Patuxent Wildlife Research Center


Frogs and Toads

Order Anura (Frogs and Toads)

Five families of anurans are found in the Northeast (Bufonidae, Hylidae, Pelobatidae, Ranidae, and Microhylidae). The highest diversity of anurans in the Northeast occurs within the family Hylidae (17 species), followed by the Ranidae (8 species), and the Bufonidae (4 species). The only endemic frog in the Northeast is the New Jersey chorus frog (Pseudacris feriarum kalmi). (Note: the taxonomy of this group is under revision). Pelobatidae and Microhylidae are represented by only one species each, Scaphiopus holbrookii and Gastrophryne carolinensis, respectively. Frogs and toads in the Northeast exhibit a biphasic life cycle consisting of aquatic egg and larval stages followed by metamorphosis into a terrestrial juvenile. Once mature, adults remigrate back to water to reproduce. Most anurans breed in lentic waters, but some also use lotic waters. The time between metamorphosis and first breeding ranges from 1-4 years (Duellman and Trueb 1994). The longevity of anurans varies from 1 to 15 or more years (Flower, 1925).
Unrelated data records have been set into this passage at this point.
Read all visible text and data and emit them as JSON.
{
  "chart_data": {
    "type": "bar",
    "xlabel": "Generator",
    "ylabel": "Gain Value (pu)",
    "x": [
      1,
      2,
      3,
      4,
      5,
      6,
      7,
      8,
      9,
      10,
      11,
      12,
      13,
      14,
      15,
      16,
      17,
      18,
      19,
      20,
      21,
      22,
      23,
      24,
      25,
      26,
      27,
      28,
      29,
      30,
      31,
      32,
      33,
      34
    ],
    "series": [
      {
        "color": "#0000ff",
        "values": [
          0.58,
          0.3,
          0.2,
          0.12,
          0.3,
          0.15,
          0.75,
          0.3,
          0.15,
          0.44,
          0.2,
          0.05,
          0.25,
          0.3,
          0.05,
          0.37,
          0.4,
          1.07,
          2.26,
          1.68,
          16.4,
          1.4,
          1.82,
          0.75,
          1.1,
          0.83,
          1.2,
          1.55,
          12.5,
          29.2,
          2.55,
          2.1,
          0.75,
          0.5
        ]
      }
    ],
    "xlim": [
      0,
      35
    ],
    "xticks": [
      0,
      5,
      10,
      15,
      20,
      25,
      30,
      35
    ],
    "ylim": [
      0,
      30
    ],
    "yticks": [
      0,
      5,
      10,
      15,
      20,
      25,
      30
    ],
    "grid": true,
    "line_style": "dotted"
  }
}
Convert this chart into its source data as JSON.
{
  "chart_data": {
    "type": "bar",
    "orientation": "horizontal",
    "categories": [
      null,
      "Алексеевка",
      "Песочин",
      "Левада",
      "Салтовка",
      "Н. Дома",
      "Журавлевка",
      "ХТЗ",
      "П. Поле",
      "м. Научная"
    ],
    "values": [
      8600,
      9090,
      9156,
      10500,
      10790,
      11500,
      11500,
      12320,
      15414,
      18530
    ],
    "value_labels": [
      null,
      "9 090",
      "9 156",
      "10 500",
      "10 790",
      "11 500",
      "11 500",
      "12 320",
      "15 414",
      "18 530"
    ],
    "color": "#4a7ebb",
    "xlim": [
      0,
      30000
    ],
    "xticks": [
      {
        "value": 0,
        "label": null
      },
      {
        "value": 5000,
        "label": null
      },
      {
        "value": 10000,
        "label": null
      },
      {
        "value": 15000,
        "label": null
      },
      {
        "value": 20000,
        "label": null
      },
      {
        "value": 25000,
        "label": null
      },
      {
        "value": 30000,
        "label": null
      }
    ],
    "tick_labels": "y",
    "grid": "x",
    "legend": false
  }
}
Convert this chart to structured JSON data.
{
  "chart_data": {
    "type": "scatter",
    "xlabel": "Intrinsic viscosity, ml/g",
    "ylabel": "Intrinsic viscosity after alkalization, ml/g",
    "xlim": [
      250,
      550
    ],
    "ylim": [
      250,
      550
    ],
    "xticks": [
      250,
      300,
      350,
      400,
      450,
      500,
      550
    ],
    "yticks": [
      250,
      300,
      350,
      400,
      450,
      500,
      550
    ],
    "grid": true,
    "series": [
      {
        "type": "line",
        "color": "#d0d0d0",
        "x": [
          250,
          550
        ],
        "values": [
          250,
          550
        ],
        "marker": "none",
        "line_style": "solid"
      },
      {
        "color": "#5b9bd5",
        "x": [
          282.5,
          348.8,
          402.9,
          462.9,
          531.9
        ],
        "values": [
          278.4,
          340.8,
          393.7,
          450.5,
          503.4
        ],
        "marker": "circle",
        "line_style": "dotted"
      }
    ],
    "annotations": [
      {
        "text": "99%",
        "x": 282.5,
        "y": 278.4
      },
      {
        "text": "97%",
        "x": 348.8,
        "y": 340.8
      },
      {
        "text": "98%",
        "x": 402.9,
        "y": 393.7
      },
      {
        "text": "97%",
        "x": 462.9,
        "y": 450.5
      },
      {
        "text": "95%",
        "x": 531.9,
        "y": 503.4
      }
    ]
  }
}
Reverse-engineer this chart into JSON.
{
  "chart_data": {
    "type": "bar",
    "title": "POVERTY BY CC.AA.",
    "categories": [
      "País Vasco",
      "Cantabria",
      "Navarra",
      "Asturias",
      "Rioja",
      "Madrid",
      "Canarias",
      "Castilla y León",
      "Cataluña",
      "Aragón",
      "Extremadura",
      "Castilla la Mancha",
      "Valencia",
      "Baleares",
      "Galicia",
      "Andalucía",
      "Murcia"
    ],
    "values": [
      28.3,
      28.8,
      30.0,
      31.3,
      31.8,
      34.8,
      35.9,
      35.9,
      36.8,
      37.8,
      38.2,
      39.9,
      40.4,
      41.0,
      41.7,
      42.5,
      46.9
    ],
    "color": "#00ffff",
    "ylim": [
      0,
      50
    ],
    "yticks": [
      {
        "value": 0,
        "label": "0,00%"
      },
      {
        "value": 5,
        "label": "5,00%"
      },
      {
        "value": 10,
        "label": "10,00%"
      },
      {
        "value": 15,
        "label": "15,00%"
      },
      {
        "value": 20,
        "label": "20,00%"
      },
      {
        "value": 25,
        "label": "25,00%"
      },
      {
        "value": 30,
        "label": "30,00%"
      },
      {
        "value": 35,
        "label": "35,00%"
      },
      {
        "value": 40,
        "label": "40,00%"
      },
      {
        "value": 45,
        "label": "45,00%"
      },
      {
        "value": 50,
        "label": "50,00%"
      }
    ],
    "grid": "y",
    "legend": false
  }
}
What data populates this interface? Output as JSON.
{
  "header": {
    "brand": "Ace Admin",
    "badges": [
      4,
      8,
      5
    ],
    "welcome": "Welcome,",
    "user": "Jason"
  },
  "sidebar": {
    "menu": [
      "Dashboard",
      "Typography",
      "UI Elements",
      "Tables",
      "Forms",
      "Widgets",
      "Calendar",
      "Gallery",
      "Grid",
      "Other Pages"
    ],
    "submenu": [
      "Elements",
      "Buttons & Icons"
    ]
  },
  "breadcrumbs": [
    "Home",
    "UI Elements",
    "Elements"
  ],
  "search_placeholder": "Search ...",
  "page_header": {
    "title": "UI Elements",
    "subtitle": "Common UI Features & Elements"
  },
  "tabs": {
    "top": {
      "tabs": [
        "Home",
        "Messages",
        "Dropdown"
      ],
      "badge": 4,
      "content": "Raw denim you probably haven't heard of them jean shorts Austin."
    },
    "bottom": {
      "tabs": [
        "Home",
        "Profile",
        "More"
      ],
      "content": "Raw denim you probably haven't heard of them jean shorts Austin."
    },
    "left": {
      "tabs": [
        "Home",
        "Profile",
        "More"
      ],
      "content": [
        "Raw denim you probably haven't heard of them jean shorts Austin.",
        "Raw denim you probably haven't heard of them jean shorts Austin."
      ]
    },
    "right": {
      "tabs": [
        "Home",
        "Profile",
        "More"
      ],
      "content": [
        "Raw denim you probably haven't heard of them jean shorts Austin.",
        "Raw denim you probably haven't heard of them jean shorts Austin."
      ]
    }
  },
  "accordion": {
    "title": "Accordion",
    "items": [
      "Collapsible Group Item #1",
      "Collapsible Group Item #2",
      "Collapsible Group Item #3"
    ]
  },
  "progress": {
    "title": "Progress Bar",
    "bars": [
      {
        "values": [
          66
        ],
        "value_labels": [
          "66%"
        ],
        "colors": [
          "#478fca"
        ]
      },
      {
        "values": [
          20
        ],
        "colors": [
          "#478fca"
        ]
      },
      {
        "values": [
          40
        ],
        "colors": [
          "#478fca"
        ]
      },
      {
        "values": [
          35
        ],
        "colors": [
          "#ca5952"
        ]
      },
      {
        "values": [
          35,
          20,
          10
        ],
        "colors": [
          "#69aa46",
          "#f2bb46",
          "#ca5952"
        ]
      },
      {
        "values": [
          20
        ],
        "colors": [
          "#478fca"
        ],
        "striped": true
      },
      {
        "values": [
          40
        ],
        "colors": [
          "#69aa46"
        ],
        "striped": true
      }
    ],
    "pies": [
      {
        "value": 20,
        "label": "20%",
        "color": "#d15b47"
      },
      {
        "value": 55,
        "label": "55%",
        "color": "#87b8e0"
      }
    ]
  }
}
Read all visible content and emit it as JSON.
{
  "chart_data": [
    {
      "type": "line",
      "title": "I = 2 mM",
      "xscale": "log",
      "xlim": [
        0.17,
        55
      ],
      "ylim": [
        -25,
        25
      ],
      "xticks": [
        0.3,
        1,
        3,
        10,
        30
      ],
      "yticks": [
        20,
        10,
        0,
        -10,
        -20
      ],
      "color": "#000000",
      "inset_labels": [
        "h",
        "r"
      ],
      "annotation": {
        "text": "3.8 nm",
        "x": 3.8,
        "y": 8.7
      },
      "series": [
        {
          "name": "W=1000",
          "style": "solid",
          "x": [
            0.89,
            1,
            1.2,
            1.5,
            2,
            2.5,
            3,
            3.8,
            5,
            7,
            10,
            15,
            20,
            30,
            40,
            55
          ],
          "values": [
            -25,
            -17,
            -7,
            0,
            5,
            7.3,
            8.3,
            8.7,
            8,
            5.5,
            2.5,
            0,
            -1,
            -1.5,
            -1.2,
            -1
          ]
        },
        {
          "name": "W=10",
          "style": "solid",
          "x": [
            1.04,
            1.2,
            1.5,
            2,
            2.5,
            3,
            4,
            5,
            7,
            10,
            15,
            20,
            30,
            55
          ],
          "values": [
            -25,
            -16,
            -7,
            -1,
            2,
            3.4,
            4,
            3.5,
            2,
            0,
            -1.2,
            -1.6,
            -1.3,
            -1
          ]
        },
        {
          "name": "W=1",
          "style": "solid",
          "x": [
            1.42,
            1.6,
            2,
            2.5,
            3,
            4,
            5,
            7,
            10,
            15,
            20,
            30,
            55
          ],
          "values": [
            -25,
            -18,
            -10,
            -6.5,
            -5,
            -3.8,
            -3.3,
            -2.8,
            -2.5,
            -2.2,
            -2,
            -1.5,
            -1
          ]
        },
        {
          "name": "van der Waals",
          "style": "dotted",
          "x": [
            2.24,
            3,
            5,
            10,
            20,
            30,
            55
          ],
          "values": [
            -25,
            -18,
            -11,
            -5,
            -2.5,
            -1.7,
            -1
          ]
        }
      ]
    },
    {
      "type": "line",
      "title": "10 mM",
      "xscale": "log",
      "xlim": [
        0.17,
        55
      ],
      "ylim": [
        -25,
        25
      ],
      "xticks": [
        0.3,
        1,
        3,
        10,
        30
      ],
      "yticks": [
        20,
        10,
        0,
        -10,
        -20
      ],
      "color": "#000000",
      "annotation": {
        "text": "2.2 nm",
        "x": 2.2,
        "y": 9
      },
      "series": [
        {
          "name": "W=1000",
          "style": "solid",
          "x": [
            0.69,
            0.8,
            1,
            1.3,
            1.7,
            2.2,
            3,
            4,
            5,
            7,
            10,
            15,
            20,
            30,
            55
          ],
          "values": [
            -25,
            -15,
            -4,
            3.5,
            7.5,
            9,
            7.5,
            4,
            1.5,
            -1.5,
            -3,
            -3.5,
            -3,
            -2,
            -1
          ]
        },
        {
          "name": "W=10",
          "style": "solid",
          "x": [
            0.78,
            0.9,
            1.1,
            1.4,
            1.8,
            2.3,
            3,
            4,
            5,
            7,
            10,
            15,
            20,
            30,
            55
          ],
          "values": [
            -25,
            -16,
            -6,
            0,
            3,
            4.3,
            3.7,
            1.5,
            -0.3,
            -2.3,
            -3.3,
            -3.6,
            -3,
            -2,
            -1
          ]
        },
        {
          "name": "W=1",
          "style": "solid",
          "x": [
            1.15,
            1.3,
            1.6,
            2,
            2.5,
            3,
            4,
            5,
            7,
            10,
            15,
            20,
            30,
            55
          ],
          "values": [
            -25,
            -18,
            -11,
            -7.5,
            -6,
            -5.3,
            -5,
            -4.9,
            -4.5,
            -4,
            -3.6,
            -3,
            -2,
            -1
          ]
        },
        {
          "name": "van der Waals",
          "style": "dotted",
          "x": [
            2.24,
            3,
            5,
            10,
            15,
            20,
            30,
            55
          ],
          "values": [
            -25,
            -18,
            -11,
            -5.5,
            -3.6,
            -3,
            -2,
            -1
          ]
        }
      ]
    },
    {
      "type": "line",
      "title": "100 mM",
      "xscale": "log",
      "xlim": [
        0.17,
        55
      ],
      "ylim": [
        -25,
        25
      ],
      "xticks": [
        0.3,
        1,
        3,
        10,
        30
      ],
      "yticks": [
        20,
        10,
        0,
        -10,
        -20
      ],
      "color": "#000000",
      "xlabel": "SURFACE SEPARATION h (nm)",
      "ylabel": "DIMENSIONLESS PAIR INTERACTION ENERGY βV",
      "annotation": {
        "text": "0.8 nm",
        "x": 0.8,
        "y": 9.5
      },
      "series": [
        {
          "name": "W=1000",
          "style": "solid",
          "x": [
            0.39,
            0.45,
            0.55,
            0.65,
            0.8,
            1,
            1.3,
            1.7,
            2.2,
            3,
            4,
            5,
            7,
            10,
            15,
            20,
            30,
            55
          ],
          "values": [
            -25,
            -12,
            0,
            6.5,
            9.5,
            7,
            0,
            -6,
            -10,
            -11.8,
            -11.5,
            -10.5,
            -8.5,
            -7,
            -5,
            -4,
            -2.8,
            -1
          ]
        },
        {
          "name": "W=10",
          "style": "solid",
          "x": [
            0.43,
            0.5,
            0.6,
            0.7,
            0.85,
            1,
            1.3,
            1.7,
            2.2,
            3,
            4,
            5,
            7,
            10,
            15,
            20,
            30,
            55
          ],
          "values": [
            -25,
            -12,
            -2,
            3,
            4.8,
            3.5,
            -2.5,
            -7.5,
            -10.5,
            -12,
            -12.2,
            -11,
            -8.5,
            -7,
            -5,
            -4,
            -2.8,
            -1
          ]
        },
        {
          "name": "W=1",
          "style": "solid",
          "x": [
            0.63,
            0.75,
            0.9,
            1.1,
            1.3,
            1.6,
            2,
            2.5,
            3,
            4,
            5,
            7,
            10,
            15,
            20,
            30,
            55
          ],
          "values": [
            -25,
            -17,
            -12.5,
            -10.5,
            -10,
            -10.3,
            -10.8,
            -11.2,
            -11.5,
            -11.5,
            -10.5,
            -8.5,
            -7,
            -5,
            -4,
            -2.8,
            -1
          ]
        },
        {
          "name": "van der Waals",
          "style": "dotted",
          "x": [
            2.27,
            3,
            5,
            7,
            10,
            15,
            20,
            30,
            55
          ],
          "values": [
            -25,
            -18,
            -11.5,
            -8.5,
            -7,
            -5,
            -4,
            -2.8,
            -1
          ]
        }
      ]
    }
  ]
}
Most anurans reproduce in temporary or permanent pond or wetland systems, where males call to attract females. Fewer species use streams or rivers (e.g., Rana catesbeiana, R. clamitans melanota, R. palustris). Some anurans require fishless temporary ponds for successful reproduction (e.g., Scaphiopus holbrookii, Rana sylvatica), whereas others can use a wide range of temporary or permanent ponds (e.g., many species within the Bufonidae, Hylidae and Ranidae). After metamorphosis, anurans can range widely (up to 6 km) from aquatic sites using a variety of terrestrial habitats (Dodd 1996). Anurans use various terrestrial refugia including caves, underground burrows and other subterranean habitats, tree roots, rock crevices, and can be found under surface debris such as fallen logs and rocks. Tree frogs use arboreal retreats.